Quem tem a palavra como companheira, seja por profissão (jornalistas, advogados, escritores...), seja por hobby (contistas, cronistas e poetas nas horas vagas...), sabe o quanto um parto pode ser difícil e sem qualquer segurança de uma bela cria. 

Quantas vezes ficamos horas, sem sucesso, em cima de um papel em branco, tamborilando com a ponta da caneta, à espera daqueles versos sublimes, sinceros, que transformam em palavras e ritmos nossos melhores (e piores) sentimentos? Ou então em frente ao computador, vendo o cursor piscando, como prova cabal de nossa incompetência naquele momento para expressar ideias e opiniões?

O contrário também acontece. Quando menos esperamos, caminhando na rua, bem no meio de uma prova de matemática, ou então quando estamos dirigindo (e sem papel e caneta), parece que o texto nasce pronto, precisando apenas de alguns pequenos ajustes.

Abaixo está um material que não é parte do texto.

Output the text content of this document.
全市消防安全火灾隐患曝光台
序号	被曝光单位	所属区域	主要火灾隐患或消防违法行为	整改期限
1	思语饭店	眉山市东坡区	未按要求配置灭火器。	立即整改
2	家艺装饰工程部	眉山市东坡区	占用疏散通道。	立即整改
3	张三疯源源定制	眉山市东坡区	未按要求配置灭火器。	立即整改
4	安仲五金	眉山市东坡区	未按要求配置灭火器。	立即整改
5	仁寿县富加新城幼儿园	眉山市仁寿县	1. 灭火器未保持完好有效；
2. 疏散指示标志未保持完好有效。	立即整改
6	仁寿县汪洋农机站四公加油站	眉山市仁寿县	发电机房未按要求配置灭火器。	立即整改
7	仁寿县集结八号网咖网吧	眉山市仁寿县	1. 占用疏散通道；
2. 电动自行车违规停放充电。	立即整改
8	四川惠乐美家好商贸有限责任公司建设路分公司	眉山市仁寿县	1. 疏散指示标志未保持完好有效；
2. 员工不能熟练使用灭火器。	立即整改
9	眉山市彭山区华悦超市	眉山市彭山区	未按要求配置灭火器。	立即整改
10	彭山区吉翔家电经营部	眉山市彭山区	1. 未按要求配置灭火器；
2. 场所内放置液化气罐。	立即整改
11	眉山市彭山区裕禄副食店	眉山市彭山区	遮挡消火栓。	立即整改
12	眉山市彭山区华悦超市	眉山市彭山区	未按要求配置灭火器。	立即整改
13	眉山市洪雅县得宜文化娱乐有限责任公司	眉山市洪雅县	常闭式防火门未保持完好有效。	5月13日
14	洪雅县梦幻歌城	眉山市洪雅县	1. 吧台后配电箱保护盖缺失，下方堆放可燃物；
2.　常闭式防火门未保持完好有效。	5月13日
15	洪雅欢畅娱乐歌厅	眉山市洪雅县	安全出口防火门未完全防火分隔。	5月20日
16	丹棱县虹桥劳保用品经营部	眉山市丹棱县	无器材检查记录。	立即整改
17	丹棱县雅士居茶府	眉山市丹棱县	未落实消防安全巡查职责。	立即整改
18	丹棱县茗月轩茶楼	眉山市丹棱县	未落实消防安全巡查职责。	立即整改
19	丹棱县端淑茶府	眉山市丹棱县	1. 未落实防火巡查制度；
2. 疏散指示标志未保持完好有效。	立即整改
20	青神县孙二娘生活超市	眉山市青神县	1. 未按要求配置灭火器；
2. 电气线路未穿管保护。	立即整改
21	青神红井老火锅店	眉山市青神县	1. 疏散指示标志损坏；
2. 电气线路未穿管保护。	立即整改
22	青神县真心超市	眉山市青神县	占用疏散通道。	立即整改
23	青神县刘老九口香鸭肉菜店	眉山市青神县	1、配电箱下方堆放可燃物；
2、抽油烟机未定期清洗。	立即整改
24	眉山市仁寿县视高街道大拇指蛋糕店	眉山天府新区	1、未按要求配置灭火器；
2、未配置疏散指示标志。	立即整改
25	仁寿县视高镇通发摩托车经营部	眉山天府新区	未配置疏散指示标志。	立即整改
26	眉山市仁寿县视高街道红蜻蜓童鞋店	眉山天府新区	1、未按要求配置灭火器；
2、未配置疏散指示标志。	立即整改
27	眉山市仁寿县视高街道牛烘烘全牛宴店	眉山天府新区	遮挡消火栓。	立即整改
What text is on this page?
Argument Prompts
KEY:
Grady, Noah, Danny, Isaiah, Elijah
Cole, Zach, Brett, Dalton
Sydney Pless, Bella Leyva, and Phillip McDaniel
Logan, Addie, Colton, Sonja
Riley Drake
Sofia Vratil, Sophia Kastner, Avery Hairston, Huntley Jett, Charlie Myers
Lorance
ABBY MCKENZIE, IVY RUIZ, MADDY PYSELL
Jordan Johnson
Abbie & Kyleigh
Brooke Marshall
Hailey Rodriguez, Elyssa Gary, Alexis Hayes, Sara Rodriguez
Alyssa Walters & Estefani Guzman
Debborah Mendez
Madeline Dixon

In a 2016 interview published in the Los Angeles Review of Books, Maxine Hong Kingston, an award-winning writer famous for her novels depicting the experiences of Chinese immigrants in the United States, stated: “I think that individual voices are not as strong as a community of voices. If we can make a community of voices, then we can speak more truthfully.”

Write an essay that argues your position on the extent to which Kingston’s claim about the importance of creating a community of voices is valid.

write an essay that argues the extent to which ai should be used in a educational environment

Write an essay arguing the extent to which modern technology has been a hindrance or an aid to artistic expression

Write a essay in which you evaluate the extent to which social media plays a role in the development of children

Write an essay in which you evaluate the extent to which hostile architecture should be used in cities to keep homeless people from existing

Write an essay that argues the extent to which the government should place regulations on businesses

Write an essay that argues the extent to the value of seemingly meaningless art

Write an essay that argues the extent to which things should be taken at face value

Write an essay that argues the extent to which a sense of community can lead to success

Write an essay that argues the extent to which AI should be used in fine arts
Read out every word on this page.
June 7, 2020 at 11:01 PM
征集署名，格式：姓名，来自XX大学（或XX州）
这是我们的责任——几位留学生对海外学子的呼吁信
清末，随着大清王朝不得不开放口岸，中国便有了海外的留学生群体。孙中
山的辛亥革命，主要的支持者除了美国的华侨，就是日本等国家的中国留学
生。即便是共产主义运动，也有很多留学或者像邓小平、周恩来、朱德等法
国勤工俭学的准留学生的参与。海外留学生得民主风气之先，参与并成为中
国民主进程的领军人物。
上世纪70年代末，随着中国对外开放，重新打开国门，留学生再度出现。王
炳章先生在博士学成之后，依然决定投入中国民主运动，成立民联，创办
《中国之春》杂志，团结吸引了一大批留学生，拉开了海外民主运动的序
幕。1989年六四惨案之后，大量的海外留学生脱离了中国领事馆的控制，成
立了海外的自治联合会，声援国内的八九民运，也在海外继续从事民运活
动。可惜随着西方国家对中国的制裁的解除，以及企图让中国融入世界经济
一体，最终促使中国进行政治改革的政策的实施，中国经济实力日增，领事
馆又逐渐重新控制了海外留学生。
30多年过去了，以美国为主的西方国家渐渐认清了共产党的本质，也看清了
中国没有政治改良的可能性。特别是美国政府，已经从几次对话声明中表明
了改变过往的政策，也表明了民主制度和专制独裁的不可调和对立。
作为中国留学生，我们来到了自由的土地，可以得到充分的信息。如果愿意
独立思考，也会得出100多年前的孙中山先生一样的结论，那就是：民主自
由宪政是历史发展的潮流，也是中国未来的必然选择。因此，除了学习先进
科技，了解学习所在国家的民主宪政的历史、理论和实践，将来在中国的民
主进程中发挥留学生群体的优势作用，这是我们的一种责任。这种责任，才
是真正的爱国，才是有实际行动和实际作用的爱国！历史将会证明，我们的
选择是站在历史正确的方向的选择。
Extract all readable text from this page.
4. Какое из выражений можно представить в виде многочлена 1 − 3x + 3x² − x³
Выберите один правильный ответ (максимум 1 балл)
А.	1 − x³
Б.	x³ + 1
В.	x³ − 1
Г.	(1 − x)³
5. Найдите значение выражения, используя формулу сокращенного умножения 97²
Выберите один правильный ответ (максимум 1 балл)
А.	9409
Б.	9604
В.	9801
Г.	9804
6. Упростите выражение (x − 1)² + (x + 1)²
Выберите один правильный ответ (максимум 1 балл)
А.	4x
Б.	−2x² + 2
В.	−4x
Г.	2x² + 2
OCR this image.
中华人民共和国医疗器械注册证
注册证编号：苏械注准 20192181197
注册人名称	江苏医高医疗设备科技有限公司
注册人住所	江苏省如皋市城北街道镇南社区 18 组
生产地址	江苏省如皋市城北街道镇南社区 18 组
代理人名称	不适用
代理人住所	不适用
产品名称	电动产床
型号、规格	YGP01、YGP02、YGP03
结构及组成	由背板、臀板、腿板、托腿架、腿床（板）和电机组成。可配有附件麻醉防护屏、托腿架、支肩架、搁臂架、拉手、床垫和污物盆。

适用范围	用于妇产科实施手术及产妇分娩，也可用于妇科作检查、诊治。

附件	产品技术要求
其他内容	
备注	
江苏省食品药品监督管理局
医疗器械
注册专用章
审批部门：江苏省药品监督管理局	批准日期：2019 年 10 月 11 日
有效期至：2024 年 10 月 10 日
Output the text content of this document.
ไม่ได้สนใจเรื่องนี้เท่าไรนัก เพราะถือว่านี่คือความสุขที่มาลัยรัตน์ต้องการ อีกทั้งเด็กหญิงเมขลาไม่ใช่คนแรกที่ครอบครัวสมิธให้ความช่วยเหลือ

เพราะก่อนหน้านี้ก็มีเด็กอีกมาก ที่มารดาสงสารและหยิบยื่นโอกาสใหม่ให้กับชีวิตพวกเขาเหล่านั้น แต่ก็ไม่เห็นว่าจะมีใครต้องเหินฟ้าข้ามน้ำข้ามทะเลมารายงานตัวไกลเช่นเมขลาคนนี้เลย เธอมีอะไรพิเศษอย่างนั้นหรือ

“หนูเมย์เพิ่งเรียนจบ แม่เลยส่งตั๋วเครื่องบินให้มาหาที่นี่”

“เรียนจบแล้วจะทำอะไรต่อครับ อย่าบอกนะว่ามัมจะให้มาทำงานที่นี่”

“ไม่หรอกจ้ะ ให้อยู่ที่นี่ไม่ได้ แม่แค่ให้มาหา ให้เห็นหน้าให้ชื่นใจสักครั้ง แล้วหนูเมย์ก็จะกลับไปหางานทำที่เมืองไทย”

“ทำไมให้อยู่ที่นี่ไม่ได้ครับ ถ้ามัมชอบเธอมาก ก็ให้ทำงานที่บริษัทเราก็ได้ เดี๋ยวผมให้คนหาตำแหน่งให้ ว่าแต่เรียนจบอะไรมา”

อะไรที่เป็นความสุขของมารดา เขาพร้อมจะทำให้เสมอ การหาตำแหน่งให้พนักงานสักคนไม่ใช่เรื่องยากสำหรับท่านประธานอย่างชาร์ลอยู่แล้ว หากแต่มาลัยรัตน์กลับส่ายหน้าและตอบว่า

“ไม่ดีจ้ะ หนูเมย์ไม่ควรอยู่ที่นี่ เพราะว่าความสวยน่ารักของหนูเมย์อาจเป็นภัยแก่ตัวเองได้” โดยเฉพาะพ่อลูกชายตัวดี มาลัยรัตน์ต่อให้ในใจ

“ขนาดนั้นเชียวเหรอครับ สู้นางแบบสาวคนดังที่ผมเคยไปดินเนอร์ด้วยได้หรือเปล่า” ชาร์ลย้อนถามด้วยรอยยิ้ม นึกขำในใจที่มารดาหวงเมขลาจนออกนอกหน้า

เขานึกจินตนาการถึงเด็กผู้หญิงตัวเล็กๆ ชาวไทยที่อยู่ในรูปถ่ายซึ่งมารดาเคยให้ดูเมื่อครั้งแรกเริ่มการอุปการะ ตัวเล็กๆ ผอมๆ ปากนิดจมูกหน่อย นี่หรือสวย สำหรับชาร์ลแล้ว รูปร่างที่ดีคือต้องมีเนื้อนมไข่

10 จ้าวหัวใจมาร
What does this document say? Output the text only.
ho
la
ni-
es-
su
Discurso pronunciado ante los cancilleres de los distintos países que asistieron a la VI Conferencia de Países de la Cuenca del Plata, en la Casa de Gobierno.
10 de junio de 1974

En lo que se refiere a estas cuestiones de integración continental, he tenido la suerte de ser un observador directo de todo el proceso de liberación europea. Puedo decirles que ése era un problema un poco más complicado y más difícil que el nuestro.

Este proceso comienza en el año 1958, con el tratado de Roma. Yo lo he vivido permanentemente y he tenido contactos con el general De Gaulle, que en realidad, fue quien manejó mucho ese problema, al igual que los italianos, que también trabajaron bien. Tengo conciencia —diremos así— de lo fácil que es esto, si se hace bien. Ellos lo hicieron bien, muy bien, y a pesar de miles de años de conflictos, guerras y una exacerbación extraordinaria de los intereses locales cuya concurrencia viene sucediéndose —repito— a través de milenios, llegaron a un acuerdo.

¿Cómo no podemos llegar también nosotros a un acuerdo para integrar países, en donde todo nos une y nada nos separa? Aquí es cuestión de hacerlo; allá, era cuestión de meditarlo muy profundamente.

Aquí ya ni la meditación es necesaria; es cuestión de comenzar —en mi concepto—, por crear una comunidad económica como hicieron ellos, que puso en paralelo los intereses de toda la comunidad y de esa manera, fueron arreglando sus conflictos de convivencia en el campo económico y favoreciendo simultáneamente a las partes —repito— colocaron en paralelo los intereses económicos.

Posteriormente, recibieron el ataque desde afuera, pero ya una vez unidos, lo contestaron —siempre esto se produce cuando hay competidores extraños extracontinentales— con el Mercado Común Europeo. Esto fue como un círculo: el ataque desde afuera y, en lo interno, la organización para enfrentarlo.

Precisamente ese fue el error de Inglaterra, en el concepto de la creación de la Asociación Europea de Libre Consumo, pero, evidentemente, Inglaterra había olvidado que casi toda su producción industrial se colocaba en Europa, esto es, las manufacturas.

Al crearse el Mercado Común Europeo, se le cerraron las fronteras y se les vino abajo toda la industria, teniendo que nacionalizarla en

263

O mais interessante (e todos que trabalham com a expressão escrita costumam dizer isso) é que o texto não vem em sucessão de palavras. Vem como ideia, entendida no todo, e somente ao ser organizada se divide em parágrafos, frases, etc. É mais ou menos o que Mozart dizia em relação à música: antes de a compor, ele a ouvia mentalmente inteira, e não como sucessão de notas. Captava primordialmente a ‘alma’ da música, e então lhe dava a forma.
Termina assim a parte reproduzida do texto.